“For the first time ever,” Justice Elena Kagan declared on June 27, “this court refuses to remedy a constitutional violation because it thinks the task beyond judicial capabilities.”
Kagan was reading a summary of her dissent in Rucho v. Common Cause, a 5–4 decision that barred federal courts from hearing partisan gerrymandering claims. Chief Justice John Roberts had just wrapped up his majority opinion, delivered during the dramatic last session of the term. Justices rarely read dissents from the bench, and typically reserve the practice for decisions that they view to be catastrophically misguided. Now, for the first time, you can hear her deliver her historic dissent. Slate obtained the recording from the National Archives. It is deeply compelling and, for the stoic justice, remarkably impassioned. At first, her voice is filled with righteous fury, but it soon shifts into profound sorrow as she nears the end.
For 13 minutes, Kagan decried her conservative colleagues’ decision to withdraw the federal judiciary from political redistricting. “These gerrymanders dishonored our democracy,” she proclaimed. “Left unchecked, as the court does today, gerrymanders like these may irreparably damage our system of government.”
Her voice wavers as she delivers the final line: “With respect, but deep sadness, Justices Ginsburg, Breyer, Sotomayor, and I dissent.”

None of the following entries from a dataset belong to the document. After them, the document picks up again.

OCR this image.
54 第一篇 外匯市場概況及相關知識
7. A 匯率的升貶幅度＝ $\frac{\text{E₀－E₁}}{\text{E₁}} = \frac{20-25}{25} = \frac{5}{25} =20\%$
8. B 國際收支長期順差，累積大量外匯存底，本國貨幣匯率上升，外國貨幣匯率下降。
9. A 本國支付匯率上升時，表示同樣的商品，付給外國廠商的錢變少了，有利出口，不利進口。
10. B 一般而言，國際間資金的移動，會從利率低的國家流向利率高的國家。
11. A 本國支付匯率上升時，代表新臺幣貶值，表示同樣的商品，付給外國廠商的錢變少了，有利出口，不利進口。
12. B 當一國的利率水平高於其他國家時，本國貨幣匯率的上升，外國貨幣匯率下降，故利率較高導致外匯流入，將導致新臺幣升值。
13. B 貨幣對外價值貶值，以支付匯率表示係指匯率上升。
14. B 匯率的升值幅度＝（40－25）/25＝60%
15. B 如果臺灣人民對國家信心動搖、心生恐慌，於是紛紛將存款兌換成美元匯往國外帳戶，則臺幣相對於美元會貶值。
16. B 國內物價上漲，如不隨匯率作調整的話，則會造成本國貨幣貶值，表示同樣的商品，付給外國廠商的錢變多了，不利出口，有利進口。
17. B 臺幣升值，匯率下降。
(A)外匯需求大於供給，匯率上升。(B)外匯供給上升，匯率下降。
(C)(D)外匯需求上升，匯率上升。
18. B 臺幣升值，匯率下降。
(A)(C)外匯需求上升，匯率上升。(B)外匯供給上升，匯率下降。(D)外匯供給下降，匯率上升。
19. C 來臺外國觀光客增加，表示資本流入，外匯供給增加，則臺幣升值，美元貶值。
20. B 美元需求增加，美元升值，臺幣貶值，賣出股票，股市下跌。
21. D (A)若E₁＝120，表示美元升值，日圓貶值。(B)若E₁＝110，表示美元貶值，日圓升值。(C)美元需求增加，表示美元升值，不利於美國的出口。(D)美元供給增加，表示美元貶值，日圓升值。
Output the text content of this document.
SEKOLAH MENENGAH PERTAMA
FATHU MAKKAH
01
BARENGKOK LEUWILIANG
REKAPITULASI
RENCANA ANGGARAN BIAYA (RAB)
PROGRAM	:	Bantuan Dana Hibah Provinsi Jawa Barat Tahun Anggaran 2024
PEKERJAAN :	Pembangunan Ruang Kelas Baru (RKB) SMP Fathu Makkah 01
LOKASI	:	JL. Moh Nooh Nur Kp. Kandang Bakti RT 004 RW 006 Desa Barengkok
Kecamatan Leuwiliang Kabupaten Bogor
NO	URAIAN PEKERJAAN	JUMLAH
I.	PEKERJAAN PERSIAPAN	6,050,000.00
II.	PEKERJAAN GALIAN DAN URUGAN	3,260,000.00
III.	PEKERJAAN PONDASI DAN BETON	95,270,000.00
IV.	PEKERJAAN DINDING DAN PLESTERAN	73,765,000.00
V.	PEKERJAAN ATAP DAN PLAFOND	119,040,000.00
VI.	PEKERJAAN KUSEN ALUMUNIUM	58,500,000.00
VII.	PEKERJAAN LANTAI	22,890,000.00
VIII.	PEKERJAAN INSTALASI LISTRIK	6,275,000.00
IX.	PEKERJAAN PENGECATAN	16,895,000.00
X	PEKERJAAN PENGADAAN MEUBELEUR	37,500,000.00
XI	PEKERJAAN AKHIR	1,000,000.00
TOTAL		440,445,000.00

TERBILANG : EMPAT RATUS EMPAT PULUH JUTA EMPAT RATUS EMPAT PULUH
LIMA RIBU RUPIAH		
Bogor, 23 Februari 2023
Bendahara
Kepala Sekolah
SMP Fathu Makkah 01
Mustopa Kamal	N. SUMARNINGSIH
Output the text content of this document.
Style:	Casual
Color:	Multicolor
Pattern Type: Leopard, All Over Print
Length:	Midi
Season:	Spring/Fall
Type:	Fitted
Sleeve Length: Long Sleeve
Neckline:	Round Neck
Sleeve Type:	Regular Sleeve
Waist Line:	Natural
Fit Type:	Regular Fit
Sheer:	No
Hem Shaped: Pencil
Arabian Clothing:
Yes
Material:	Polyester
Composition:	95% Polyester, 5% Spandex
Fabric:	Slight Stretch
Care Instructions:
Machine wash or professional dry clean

It was only the third dissent that Kagan had read from the bench since her confirmation in 2010. All three involve threats to the democratic process, a danger that the justice takes quite seriously. The first dissent she delivered from the bench, in 2011’s Arizona Free Enterprise Club’s Freedom PAC v. Bennett, also involved corruption of the electoral process. Arizona voters passed an initiative that provided publicly financed candidates roughly the same amount of money donated to privately financed candidates. The Supreme Court ruled that the law unconstitutionally “penalizes speech” by punishing private donors. Reading from the bench, Kagan demolished the majority’s reasoning.
“All the law does is fund more speech,” she said. “It is our law and our tradition that more speech, not less, is the governing rule.” She ended with a sharp retort to the majority: “Arizonans deserve better. Like citizens across this country, Arizonans deserve a government that represents and serves them all. And Arizonans deserve the chance to reform their electoral system to achieve this most American of goals.”
Kagan’s second dissent from the bench came in 2018’s Janus v. AFSCME, which invalidated mandatory “fair share” fees. In 22 states, the District of Columbia, and Puerto Rico, public sector employees had to pay these fees to cover the cost of collective bargaining, whether or not they joined the union. The conservative justices ruled that compulsory fees violated the First Amendment. In her dissent, Kagan criticized her colleagues for deciding to “pick the winning side in what should be and until now has been an energetic policy debate.”
“Yesterday, 22 states were on one side, 28 the other,” she said. “Today, that healthy, that democratic debate ends.” The First Amendment, she added, “was meant not to undermine, but to protect democratic governance.”
Kagan’s Rucho dissent picks up on this earlier theme: The court betrays the Constitution when it limits the people’s ability to govern themselves. And by ignoring the injury that partisan gerrymandering inflicts on self-governance, the court betrayed its duty to protect democracy. “If there’s a single idea that made our nation,” Kagan said, “it’s this one: The people are sovereign. … The people get to choose their representatives. And then they get to decide whether to keep them. Election Day is what links to the people to their representatives and gives the people their sovereign power. That day is the foundation of democratic governance. And partisan gerrymandering can make it meaningless.” She concluded:
Of all times to abandon the court’s duty to declare the law, this was not the one. The practices challenged in these cases imperil our system of government. Part of the court’s role in that system is to defend its foundations. None is more important than free and fair elections.
This dissent is classic Kagan: forceful but accessible, eloquent but unflashy, expressing not just outrage but acute disappointment over the majority’s grave error. At an event in July, Kagan explained why she delivered such a razor-sharp dissent. “You’re not writing the dissent because you saw the thing differently and you think everybody should know there were two sides to this issue,” she said. “You’re writing a dissent because you want to convince the future—and I guess you want to convince the present too.”
She has already persuaded one court that she had the better argument. Less than three months later, a North Carolina court struck down the state’s legislative gerrymander—drawing upon Kagan’s reasoning in Rucho. (State courts remain free to block partisan gerrymanders under state constitutions.) Maybe a future Supreme Court will revisit this issue and decide that Kagan had the better argument, reviving challenges to partisan gerrymandering under the U.S. Constitution. Until that day comes, her Rucho dissent will stand as one of the most eloquent defense of representative democracy ever delivered by a Supreme Court justice.